Personal Universe is a puzzle game that lets you play with physics. Using sets of colored blocks you must build moving machines that help you complete tasks. Just as the name implies, Personal Universe gives you the materials to let you build a living universe all your own. It's filled with possibilities and offers a surprising amount of freedom to explore and experiment at your leisure.
A Break in the Road is a unique game that puts you in the role of a DJ recording sounds throughout the city to mix into a one minute song. An amazingly well-produced cut scene, complete with top-notch voice acting talent, introduces the back story and drops you right into it.
Phase Toy is a simple Shockwave sequencer that allows you to create compositions using a point-and-click interface. Just click on a cell to have the sequencer play the corresponding tone when the 'play head' sweeps over it. Click and drag to add several tones at once. Phase Toy makes a nice little diversion that is as mesmerizing as it is relaxing.
This simple and strangely compelling toy was just released onto Web featuring a primitive drawing interface with which to create a track for a little character to slide upon. Save and load tracks and even try to attain objectives to increase the enjoyment from this creative little sandbox webtoy.
la Pâte à Son is an amazing sound toy created in France. This original musical piece and compositional tool was conceived to encourage musical experimentation, and its achievements surpass its goal. Not only is this toy fun to play and experiment with, it is also capable of creating some very beautiful music.
Monsterism.net, a website that Pete Fowler and his creative partner, Simon Pike, built to showcase Pete's outstanding and original monster art. With it you can create a bevy of creatures from the world of Monsterism, as well as mix and match any attributes to create entirely new monsters of your own design. Which monster are you?
Who hasn't enjoyed the simple pleasures of cutting paper into snowflakes on a cold winter day? With Make-a-Flake there is no mess to clean-up and you can even undo cuts gone wrong. This Flash toy is a fun way to express your creativity and get into the spirit of the holiday season.

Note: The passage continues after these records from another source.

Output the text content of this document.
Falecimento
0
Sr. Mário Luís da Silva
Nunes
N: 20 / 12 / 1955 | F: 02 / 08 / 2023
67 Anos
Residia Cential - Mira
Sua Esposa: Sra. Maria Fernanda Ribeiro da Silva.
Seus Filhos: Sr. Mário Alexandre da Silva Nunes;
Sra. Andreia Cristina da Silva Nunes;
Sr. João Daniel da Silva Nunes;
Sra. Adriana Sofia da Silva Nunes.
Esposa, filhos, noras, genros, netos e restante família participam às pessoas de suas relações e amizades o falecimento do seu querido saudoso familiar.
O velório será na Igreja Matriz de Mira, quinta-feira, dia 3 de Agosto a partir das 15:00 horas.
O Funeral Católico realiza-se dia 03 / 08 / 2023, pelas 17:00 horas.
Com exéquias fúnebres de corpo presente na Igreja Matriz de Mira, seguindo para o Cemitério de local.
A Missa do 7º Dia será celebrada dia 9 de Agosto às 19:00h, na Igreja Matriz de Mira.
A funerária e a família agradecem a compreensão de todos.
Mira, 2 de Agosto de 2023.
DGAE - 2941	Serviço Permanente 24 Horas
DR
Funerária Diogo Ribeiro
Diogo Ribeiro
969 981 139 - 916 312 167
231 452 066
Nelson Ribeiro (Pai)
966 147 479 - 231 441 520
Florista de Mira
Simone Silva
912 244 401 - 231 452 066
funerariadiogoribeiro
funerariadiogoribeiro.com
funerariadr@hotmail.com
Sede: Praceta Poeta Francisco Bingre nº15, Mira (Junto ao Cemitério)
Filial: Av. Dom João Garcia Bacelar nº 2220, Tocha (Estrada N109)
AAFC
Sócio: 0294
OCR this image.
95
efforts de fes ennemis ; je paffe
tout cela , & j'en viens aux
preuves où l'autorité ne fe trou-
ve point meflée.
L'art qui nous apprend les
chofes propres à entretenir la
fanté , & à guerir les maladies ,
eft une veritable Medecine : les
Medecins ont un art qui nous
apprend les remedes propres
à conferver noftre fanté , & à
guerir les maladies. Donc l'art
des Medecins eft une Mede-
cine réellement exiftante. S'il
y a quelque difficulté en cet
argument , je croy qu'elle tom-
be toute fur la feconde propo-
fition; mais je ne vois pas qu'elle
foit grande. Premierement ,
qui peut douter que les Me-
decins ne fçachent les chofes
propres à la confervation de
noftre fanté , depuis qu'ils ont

iSketch is an online multiplayer Shockwave game similar to the drawing game Pictionary, and it works remarkably well on the Web. Players take turns drawing a word assigned by the game. When it's your turn, a basic and simple-to-use drawing interface appears with which to begin drawing. It's very well designed and loads of fun, though it can be terribly addictive so beware.
File this one under interactive Flash tools for creative expression. Scribbler is just one of many interactive "toys" available at Zefrank.com. This "generative illustration toy" allows you to draw with the mouse in the window, then Scribbler takes over and creates its own drawing on top of what you've drawn. There are even interactive controls that you can set and tweak to your heart's content.
This little Flash avatar creator is a versatile and has several options to help you create very unique characters. Create a face of your own that fits your unique personality, then do a PrintScrn and paste into your favorite bitmap graphics program.